- Starring: Bruce Kirkby Christine Pitkanen Bodi Kirkby Taj Kirkby
- Country of origin: United States
- Original language: English
- No. of seasons: 1
- No. of episodes: 9

Production
- Production locations: British Columbia, Canada
- Camera setup: Single-camera setup
- Running time: 60 minutes

Original release
- Network: Travel Channel
- Release: June 21 – August 9, 2015

= Big Crazy Family Adventure =

Big Crazy Family Adventure follows the Kirkby family as they travel from British Columbia to Ladakh, India (more than 13,000 miles), by every mode of transportation except planes.

==Episodes==

The reality show has one season with nine episodes. The original run goes from June 2015 to August 2015.

==Season 1 (2015)==

| No. overall | No. in season | Title | Original release date |
| 1 | 1 | "Leg 1: Storms, Stuffies and Unexpected Russians" | June 21, 2015 |
The first leg of the Kirkbys' 13,000-mile journey from their home in British Columbia to India involves paddling canoes, riding a train and taking a container ship to South Korea. Storms, life vests and a run-in with Russians create challenges.
| 2 | 2 | "Leg 2: The DMZ, Scorpions and Peking Duck" | June 21, 2015 |
The Kirkby's second leg of their journey begins in Busan and involves a bullet train, sailing the Yellow Sea, and sprinting to Beijing.
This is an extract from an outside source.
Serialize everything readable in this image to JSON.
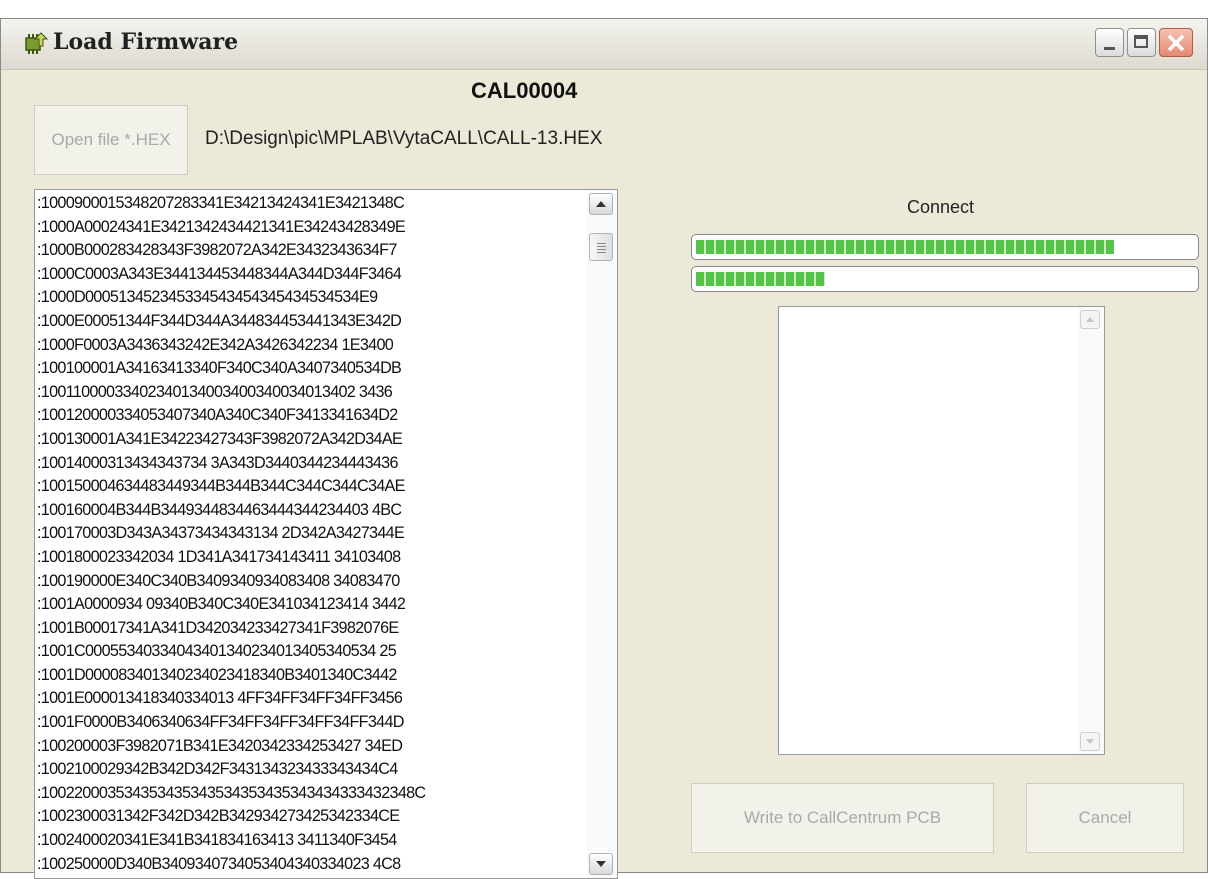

Moth larvae and bubbles add to the fun.
| 3 | 3 | "Leg 3: Trains, a Wild Wall and Yaks at Altitude" | June 28, 2015 |
The third leg of the journey starts in Beijing, where they dine on Peking duck and walk along the Great Wall.
| 4 | 4 | "Leg 4: Barley Beer, Everest and Expiring Visas" | July 5, 2015 |
The fourth leg continues in China and includes a 27-hour train ride, Mount Everest and meditation. They must race to reach the Tibetan border before their visas expire.
| 5 | 5 | "Leg 5: Child Princess, Leaches and Chocolate Cake" | July 12, 2015 |
The fifth leg takes them to Nepal. They get to touch a Hindi goddess, bargain for presents and ride elephants. Chocolate cake and tigers create a birthday surprise.
| 6 | 6 | "Leg 6: Sailing the Ganges, Lassis & Burning Ghats" | July 19, 2015 |
The sixth leg involves scorching heat on the Ganges River, sweet treats, snake charmers and the burning ghats. They race to make a train to the Taj Mahal.
| 7 | 7 | "Leg 7: Swimming in Luxury, Beggars and Bollywood" | July 26, 2015 |
The seventh leg begins at the Taj Mahal and takes them to a 5-star hotel, a Bollywood dance class, a spice market and a rock and water filled adventure park.
| 8 | 8 | "Leg 8: Toy Trains, Monkey Thieves and a Fever" | August 2, 2015 |
The eighth leg takes them 600 miles deeper into the Indian Himalayas. A narrow-gauge train, the Monkey Temple, a sudden fever and rockslides turn up the heat.
| 9 | 9 | "Leg 9: The Final 100" | August 9, 2015 |
The final leg of this 13,000 mile journey, from British Columbia to a monastery where they will live for three months in Ladakh, India, has them trekking through 100 miles of rugged terrain to elevations of 16,700 feet.